Les entreprises remettent la dictée à l’ordre du jour

Nous réclamons des candidats à l’emploi une excellente maîtrise du français, tant à l’oral qu’à l’écrit…" Ce n’est pas le seul critère pour être recruté chez SCM, une PME qui vend des modèles mathématiques et emploie une dizaine de scientifiques, mais c’est un des premiers que regarde le PDG, Bernard Beauzamy. Les thésards de haut vol, imbattables en calcul, mais incapables d’aligner trois phrases peuvent remballer leur CV : "Il faut que nos collaborateurs puissent suivre le déroulement d’un contrat, explique-t-il. Ce qui implique de nombreuses discussions avec les clients pour comprendre leurs contraintes et leurs objectifs, l’animation de réunions, la rédaction de rapports, la présentation de démonstrations…

Nous ne faisons pas de mathématiques dans l’abstrait, aussi la maîtrise de la langue, qui permet d’énoncer clairement des choses complexes, est-elle indispensable." Et à ses yeux, pour rédiger un bon rapport, rien de tel que de suivre les règles énoncées par Boileau dans L’Art poétique : "Ce que l’on conçoit bien s’énonce clairement et les mots pour le dire arrivent aisément."

Le concours de dictée inter-écoles, qui devrait réunir plus de 300 participants le 15 mars, montre bien les préoccupations actuelles : "Les entreprises qui embauchent des ingénieurs nous demandent d’agir auprès des étudiants pour améliorer la qualité de leur expression écrite, relate Pascal Brouaye, directeur de l’Ecole centrale d’électronique (ECE). Nous devons les sensibiliser à ce sujet : le respect de l’orthographe et de la syntaxe n’est pas une exigence bêtement scolaire, c’est la base de l’efficacité professionnelle." Dans cet établissement, le concours d’entrée après le baccalauréat comporte d’ailleurs une épreuve d’expression écrite éliminatoire : chaque année, entre 5 % et 8 % des candidats ne réussissent pas en raison de cette note de français. Et pendant le cursus, dictées et enseignement des techniques rédactionnelles sont au menu.

Pour Gérard Fillon, directeur du développement d’Ausy, société de conseil et d’ingénierie employant 1 300 personnes, des documents émaillés de fautes peuvent être préjudiciables à l’image de l’entreprise : "Il y a quelques années, notre qualité n’était pas jugée excellente par certains clients, alors que les projets étaient bons et réalisés dans les temps. Nous avons donc décidé de travailler le français pour améliorer le niveau de nos échanges verbaux et écrits, base de notre activité de maîtrise d’ouvrage." Lors des sessions de recrutement, les candidats passent désormais un petit test écrit, destiné à vérifier leurs capacités logiques et rédactionnelles.
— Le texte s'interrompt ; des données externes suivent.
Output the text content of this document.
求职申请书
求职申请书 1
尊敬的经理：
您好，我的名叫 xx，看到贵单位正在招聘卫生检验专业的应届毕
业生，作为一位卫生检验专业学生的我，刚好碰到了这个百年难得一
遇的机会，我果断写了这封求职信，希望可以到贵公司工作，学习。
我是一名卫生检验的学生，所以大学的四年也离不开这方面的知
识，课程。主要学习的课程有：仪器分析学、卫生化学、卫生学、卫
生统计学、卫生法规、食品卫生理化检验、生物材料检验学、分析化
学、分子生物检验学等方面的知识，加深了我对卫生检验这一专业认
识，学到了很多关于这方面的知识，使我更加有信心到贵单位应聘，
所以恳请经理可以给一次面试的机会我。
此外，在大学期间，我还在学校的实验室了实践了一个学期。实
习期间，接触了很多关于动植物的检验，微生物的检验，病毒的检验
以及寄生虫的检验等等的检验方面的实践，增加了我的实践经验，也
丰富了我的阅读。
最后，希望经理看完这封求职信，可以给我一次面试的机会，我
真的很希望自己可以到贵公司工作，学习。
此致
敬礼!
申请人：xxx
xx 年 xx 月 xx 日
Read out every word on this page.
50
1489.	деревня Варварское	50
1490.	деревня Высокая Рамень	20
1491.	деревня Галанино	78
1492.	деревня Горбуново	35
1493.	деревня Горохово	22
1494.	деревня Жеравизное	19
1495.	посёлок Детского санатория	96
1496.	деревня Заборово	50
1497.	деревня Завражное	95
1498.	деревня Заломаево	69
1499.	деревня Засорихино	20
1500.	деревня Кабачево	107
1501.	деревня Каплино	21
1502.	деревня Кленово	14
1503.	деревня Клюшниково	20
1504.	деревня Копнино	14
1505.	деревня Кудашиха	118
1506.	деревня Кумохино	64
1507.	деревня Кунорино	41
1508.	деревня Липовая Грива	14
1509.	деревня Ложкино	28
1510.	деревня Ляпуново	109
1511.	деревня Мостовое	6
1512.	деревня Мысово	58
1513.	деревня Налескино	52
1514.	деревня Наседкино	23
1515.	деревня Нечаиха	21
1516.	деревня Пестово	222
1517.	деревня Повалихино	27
Depuis dix-huit mois, les formations suivies par les collaborateurs qui vont devenir chef de projet intègrent le développement des compétences d’écriture.

Mais la maîtrise du français concerne surtout les salariés les moins qualifiés, Français ou étrangers. La compréhension des consignes de travail et de sécurité, la mise en œuvre des démarches de qualité et de certification, le développement du numérique sur les chaînes de production requièrent une meilleure compréhension de la langue. Pourtant, malgré un risque de perte de productivité, les entreprises rechignent à former leurs employés.